The point is that Jackson was fully aware of what was afflicting him. Back then, the established treatment was rest, exercise and a proper diet in a sanatorium at high altitude, but the prospects, particularly for one so badly infected as Jackson, were slim. He knew what was coming; thus, he married his girlfriend shortly before he died.

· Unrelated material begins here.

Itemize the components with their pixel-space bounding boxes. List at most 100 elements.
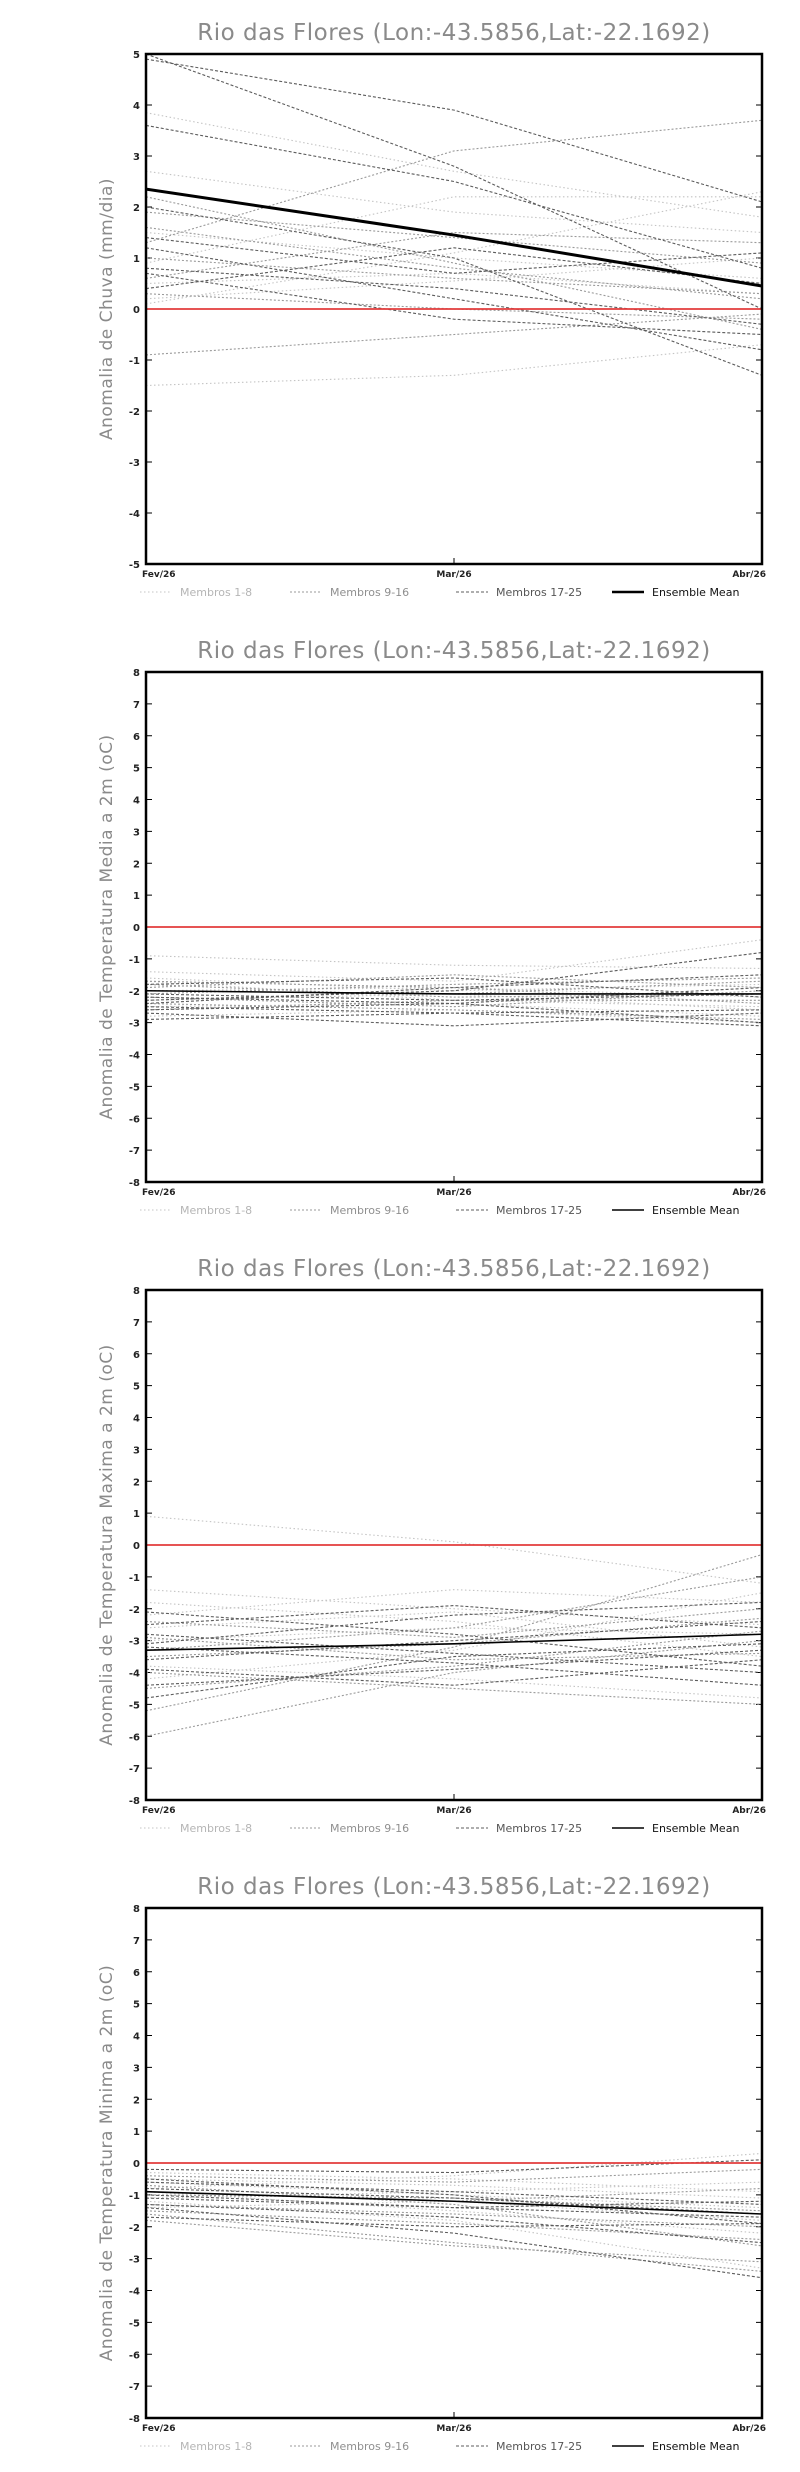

We – all of us – suffer some form of loss in our life, some big, some small. It is how we deal with it that defines us as human beings. Who can say that the loss of a beloved pet is any more or less heartbreaking than the realisation that MS was going to rob a young woman of playing the cello like an angel in front of thousands of adoring music lovers? “Fate will unwind as it must.” I am not sure why I remember that quotation from Beowulf. It was about the only thing I learnt from my (unwilling) study of Anglo-Saxon at university. Or, as Goldie Hawn so memorably put it, “You often meet your fate on the road you take to avoid it.” In Greek mythology, the Fates were the personifications of destiny, the role of whom was to ensure that every being, mortal or divine, lived out their destiny as it was assigned to them by the laws of the universe. Put it like that, du Pre, Edwards, Hughes, Jackson, all of us… we don’t stand a chance.
“Oh, heaven, that one might read the book of fate and see the revolution of the times.”